C’est en sirotant un café, maintenu à température sur port USB, dans le “marché aux puces” qui me sert de bureau à domicile (mon épouse l’a rebaptisé “S.A.V.”) que je me pose pour vous cette question essentielle : que m’a réellement apporté cette fameuse “révolution” technologique ?!

 

Super-notaires

Fin 1995, alors qu’avec le Syndicat National des Notaires je proposais à mes chers confrères (qui, il faut bien le reconnaître, ne m’avaient rien demandé) de se connecter à l’internet à des conditions privilégiées, je voyais dans cet outil un moyen fabuleux de développement. Une sorte d’outil polymorphe capable de faire émerger une pratique nouvelle, nettement améliorée et ne laissant personne sur la touche… La fin du mythe du notaire isolé (que j’étais) passait nécessairement par l’expérience des semi-conducteurs, et la diversité de notre profession, composée au bas mot de 60 000 têtes supposées bien faites et relativement pleines, allait sans aucun doute permettre de sublimer la fonction en créant, à défaut de cyber-notaires (que j’imagine sous les traits de C3-PO (1) ou, plus probablement, des descendants d’ASIMO (2) des super-notaires)… Lorsque, fin 1997, la mécanique implacable du CSN et de ses satellites se mit soudainement en mouvement (en regardant à travers le trou central des CD-ROM pour mieux voir l’internet qui, disait-on se cachait derrière), je me suis pris à espérer que leurs immenses moyens permettraient d’aboutir à quelque chose d’exceptionnel. Ceux qui me lisaient alors savent que mes espoirs furent de courte durée. La doctrine du “faire figure” (faire savoir alors que nous ne savions pas faire) m’a toujours désespéré, et je lui aurais nettement préféré une doctrine du « faire tout court » (pour faire savoir ensuite ce qui avait été fait)…

 

Intranet

Dix ans après, qu’en est-il ?! Quel est l’usage de notre intranet ?

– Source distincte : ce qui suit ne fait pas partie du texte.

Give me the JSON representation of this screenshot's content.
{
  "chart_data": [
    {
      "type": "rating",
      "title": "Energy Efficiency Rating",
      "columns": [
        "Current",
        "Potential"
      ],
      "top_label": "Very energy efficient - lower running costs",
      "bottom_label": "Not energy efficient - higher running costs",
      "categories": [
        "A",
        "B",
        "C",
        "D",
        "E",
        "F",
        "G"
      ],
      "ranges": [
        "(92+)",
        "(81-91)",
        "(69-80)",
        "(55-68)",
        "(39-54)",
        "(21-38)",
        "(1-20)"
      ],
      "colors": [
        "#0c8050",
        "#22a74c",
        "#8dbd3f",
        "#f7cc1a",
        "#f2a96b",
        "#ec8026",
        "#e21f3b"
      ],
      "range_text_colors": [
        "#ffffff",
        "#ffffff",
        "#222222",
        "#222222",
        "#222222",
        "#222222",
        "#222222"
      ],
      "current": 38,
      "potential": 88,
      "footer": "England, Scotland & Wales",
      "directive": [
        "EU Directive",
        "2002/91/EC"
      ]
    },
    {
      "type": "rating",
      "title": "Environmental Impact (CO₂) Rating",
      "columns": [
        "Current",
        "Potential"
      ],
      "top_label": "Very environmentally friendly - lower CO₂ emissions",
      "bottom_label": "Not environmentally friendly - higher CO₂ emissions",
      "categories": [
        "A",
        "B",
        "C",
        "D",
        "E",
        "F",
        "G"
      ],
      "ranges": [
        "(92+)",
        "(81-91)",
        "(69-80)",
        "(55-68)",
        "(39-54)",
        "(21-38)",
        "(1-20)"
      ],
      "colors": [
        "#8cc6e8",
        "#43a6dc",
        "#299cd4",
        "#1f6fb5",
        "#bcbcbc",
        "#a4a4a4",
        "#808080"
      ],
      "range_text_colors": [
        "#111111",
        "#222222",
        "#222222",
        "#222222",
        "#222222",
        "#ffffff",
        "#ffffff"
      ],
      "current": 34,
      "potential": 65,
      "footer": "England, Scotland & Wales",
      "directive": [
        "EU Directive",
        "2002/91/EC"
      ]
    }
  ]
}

• Diffusion d’informations ? Ce qui est sur le portail n’est pas confidentiel au point d’exiger l’utilisation impérative du réseau sécurisé. Par ailleurs, il s’agit uniquement d’information en sens unique, la boîte de dialogue n’ayant pas survécu plus de quelques mois aux suspicions de censure…

• Centralisation des outils ? Plutôt réinvention de l’eau tiède ! Le service Intranot (ex-Diane) par exemple aurait pu être “invité” dans le réseau au profit de tous, mais “on” a préféré développer autre chose. Pourtant en 1984 alors que le CSN annonçait aux notaires en parlant du minitel “ne cherchez plus, tout est là”, Diane faisait bien partie de ce “tout” !

• Messagerie sécurisée ? Quand je vois à quel point il peut être parfois difficile de communiquer par mail avec les notaires affichant une adresse “@notaires.fr”, je reste dubitatif. • Fichier des Testaments ? Oui, sans nul doute, mais est-ce là un outil suffisant pour justifier les investissements effectués depuis l’origine du réseau ?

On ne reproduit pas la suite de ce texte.